Subarna Malakar: These programs can be improved through maintaining a constant feedback loop with employees, the external environment, patients, customers, candidates and leaders and iterating in response to what is working well and where opportunities exist. For these programs to continue being successful, it is critical for our organization’s DE&I efforts to be agile in response to the volatility, uncertainty, complexity and ambiguity (VUCA) of the world around us, as well as the evolving needs of our communities, customers and the patients we serve.

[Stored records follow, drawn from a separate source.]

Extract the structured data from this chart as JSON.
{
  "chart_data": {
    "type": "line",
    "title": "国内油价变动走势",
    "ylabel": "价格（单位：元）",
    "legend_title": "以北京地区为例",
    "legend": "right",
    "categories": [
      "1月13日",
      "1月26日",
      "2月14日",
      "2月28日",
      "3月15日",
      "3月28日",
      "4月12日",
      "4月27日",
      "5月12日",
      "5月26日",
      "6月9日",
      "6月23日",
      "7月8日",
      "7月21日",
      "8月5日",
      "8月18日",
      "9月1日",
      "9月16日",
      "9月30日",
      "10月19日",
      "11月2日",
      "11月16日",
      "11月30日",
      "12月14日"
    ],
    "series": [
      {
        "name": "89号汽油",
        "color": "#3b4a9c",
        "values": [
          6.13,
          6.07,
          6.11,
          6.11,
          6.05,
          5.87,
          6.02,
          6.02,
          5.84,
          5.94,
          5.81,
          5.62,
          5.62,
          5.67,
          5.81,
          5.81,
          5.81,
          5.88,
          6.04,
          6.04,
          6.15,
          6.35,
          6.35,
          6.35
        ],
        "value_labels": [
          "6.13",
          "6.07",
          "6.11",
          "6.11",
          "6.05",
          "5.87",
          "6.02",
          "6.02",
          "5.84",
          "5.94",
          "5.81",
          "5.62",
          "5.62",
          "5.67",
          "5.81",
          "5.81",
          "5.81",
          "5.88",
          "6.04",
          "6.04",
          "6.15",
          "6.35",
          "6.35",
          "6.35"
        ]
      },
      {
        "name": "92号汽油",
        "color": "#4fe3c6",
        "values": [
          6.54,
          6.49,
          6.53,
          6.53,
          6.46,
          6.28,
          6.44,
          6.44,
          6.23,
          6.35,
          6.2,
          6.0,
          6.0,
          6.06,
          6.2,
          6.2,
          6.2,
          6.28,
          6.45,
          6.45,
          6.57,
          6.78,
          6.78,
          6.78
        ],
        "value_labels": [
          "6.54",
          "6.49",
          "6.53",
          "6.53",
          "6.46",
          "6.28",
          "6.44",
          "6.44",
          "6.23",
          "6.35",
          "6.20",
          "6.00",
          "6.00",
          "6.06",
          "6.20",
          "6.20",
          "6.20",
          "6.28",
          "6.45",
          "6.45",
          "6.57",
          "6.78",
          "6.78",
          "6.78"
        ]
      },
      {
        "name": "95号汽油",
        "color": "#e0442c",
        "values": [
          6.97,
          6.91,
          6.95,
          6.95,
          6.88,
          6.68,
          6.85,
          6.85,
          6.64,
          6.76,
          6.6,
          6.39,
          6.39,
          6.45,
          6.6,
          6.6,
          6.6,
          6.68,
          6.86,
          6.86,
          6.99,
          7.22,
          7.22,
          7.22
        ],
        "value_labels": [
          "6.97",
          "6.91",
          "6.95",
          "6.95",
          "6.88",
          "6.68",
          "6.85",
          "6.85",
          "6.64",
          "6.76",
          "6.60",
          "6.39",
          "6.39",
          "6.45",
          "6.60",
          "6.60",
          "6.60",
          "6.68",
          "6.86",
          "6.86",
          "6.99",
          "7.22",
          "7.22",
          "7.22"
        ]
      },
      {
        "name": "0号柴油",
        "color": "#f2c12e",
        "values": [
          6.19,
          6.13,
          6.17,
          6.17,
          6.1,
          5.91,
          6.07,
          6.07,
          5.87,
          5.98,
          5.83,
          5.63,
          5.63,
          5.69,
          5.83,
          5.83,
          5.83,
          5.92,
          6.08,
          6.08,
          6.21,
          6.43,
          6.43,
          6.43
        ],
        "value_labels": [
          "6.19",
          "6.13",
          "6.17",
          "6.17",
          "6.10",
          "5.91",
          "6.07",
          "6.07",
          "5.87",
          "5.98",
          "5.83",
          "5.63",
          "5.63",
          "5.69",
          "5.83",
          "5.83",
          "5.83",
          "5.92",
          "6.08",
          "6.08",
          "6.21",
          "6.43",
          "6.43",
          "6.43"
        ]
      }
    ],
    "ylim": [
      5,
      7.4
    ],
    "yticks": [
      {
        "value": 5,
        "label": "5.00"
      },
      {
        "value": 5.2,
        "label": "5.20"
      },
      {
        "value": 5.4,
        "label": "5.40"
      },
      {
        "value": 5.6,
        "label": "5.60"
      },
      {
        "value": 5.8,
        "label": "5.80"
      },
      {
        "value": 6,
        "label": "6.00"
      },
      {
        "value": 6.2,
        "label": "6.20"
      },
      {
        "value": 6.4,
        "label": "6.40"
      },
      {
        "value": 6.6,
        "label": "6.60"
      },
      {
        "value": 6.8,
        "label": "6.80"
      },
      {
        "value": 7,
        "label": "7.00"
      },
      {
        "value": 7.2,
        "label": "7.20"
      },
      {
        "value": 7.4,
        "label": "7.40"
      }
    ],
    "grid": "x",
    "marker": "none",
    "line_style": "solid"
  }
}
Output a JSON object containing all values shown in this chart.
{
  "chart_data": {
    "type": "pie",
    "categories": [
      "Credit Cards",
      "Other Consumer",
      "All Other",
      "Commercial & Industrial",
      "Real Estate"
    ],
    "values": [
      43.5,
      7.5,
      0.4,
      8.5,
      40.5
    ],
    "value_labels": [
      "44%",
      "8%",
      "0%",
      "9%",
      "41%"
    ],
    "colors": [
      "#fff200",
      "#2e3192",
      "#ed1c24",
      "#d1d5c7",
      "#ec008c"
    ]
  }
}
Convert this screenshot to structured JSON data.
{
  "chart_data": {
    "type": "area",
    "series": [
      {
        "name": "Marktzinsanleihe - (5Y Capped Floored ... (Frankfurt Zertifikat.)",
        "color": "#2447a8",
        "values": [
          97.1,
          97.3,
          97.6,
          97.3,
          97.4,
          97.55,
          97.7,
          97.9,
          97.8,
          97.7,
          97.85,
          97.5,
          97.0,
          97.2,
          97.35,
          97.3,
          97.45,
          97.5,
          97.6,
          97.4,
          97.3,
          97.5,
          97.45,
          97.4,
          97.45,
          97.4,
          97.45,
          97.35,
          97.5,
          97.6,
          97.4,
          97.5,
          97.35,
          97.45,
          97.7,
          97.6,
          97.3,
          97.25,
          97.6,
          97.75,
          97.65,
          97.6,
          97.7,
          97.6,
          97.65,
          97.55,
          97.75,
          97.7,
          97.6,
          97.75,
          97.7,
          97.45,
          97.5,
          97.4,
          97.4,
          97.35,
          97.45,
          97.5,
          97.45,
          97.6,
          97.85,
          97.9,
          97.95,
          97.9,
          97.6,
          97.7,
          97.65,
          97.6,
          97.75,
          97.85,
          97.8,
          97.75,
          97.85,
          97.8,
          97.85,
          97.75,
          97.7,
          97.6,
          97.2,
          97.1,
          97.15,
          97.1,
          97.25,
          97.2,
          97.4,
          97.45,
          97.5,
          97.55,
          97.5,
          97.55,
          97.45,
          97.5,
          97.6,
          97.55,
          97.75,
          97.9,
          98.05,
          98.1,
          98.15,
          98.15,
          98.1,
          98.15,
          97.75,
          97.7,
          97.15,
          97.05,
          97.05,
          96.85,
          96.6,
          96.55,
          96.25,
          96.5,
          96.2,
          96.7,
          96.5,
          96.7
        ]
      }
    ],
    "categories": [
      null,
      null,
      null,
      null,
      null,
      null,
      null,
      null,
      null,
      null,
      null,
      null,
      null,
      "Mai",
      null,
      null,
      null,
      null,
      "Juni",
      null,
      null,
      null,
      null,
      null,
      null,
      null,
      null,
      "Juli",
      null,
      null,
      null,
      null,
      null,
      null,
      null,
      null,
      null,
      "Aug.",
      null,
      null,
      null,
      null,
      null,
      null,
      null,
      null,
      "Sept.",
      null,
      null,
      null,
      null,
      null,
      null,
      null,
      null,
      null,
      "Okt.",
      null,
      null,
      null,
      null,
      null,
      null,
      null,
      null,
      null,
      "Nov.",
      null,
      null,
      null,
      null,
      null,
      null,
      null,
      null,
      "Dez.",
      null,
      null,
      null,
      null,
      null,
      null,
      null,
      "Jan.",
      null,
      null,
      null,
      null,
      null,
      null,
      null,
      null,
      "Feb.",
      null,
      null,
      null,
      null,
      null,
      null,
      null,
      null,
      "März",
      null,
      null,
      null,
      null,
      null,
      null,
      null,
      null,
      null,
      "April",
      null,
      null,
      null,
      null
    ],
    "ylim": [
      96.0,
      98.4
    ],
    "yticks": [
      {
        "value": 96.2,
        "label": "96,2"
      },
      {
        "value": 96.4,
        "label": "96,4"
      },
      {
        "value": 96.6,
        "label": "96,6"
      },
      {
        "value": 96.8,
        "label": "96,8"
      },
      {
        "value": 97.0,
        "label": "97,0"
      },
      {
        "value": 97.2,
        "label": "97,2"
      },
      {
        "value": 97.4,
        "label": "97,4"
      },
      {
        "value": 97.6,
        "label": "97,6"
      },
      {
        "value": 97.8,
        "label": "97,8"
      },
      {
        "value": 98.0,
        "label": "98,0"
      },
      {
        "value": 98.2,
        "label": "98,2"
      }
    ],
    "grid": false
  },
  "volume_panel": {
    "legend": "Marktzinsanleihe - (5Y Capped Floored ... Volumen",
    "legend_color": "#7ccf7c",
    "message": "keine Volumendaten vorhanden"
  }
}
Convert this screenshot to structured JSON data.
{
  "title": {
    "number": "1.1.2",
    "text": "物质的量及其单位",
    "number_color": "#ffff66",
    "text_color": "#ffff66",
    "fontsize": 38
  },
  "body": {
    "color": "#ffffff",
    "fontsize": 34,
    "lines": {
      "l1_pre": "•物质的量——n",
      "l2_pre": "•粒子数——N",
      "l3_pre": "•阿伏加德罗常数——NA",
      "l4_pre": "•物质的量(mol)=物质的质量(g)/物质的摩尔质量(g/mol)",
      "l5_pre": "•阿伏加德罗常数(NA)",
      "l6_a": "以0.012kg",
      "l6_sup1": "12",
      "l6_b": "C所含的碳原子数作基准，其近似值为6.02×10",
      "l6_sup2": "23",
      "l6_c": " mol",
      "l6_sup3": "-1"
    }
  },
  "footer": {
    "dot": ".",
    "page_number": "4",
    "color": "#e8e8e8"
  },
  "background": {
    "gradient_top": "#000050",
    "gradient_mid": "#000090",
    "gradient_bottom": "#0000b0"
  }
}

Chanta’ Stewart: I think there’s room for improvement for everything that we do, absolutely. I often say it’s a marathon, not a sprint. So I really want to make sure that we’re taking the time and attention, the resources and the dollars, that are needed to do things right and meaningful versus quickly. And most times that comes off as performative. So making sure that we’re having that long-lasting change, leadership accountability – holding leaders accountable to this work is, again, not just the work of the DE&I team, or HR, it really is leadership as well. And making sure that we’re consistently providing those opportunities for education and awareness, it’s not a one-time thing, you don’t have your unbiased unconscious bias training, and that’s it. That’s something that needs to be consistently included in planning every single year – consistently evolving our protocols and systems that we have in place, as our workforce does expand. We do have a program, ‘Work Where You Work Best,’ so we are allowing our colleagues to work from anywhere in the world. So really making sure that we have systems in place for them to succeed and thrive. And then the data collection, continuing to collect that data and garner the feedback from our employees to really help and improve our efforts moving forward.